To aid in the design and characterization of the MagNET filter, we performed finite element simulations. We modeled MagNET as a circular d = 30 µm pore in a 12 µm thick permalloy film using a finite element simulation package (Comsol). We created a 2D axisymmetric model, containing one circular pore at the center of the permalloy film. The film is magnetized by a B = 0.4 T field in the cylindrical direction provided by centimeter-sized NdFeB magnet placed below MagNET. In addition to MagNET, we also modeled a TEMPO filter for comparison. The TEMPO model was identical to MagNET's except the thickness of the permalloy film was 200 nm. In these simulations, we used as our boundary conditions that at distances far from MagNET or TEMPO, the magnetic field dropped to zero.

To calculate the magnetophoretic force F_m = (m·∇) B on a cell as it passes through MagNET, we combined the finite element field simulations described above with a simplified model for a cell. The total magnetic moment of the cell was calculated to be proportional to the number of magnetic nanoparticles n, each with a magnetic moment m_p = 10⁶ Bohr magnetons, with the assumption that the external magnetic field was sufficient to fully magnetize the beads.²⁴ Due to the low Reynold's number regime of flow through the micropore, the mass of the cell does not play a role in determining the cell's behavior. The total number of particles per cell was assumed to be 10⁴ particles. There are a total of >10⁵ CD45 receptors on a leukocyte.⁶ The assumed number of particles (10⁴) corresponds to 6.2% coverage of the surface of the cell, and thus would not result in significant steric hinderance. We assumed the cell to have a radius a = 5 µm and the particles to have a radius b = 25 nm. We calculated the magnetic force experienced by the cell, F_m = ([m_p*n]·∇) B, as the sum of the magnetic force experienced by all of the beads bound to the cell.

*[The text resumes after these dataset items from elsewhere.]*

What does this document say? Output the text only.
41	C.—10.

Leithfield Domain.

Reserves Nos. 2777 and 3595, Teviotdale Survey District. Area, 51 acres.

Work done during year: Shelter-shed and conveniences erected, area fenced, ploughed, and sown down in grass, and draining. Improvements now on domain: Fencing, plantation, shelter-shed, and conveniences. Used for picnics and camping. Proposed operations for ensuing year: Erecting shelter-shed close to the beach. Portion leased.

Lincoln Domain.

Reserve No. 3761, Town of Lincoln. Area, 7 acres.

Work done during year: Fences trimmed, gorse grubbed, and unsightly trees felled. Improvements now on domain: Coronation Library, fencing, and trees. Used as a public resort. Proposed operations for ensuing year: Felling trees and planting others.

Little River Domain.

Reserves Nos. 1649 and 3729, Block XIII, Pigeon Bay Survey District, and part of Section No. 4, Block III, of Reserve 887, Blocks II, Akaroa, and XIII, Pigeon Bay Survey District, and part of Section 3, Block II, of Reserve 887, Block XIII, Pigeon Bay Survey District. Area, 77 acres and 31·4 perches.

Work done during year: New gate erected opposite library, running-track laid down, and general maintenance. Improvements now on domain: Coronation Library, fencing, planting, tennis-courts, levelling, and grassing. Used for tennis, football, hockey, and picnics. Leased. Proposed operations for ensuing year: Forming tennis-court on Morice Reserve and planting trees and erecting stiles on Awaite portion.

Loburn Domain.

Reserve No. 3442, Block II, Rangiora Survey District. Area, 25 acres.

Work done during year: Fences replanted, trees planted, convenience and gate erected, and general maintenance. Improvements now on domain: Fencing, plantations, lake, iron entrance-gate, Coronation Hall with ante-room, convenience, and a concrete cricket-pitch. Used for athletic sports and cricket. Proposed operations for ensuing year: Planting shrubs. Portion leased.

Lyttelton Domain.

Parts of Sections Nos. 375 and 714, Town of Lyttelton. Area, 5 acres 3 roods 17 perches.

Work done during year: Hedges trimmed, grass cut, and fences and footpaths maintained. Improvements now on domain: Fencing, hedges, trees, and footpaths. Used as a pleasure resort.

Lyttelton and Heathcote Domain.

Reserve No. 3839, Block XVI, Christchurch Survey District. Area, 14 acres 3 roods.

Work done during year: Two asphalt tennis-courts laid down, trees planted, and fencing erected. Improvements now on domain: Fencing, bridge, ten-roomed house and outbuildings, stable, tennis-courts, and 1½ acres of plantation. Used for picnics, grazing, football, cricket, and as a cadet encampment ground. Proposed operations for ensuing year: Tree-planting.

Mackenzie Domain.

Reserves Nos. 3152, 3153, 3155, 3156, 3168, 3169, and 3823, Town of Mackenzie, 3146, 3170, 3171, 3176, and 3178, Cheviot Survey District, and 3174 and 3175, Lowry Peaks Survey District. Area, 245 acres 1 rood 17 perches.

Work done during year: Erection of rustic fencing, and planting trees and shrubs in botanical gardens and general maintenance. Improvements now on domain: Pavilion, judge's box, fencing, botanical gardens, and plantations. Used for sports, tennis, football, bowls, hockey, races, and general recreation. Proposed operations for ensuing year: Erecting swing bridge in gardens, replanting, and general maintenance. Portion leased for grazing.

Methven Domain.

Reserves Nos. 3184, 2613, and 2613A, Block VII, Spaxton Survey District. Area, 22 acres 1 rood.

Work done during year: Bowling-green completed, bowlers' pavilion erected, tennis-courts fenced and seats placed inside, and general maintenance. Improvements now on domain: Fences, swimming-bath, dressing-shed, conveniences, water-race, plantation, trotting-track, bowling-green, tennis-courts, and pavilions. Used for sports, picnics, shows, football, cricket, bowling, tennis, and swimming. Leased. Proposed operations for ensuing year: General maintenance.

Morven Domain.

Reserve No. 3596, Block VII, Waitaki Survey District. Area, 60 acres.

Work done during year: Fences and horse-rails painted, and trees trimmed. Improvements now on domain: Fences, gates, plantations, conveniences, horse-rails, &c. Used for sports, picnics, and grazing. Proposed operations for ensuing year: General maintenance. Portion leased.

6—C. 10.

We calculated and plotted the radial force F_r experienced by the cell at one cell radius a = 5 µm above the filter. Additionally, the force in the cylindrical direction F_z on the cell was calculated and plotted along a line one cell radius a = 5 µm away the filter edge. The magnetophoretic force is opposed by a drag force, which can be calculated using Stokes equation F_d = 6πηav, where η_water = 0.8 mPa s⁻¹, a = 5 µm for a cell. The average flow velocity in the pore v_avg = ϕ/(n_poreA_pore), where n_pore is the total number of pores and A_pore is the cross sectional area of the pore. We calculated the maximum flow rate ϕ at which the magnetic trapping force F_m would still be greater than the drag force F_d, and the cell would remain trapped on the edge.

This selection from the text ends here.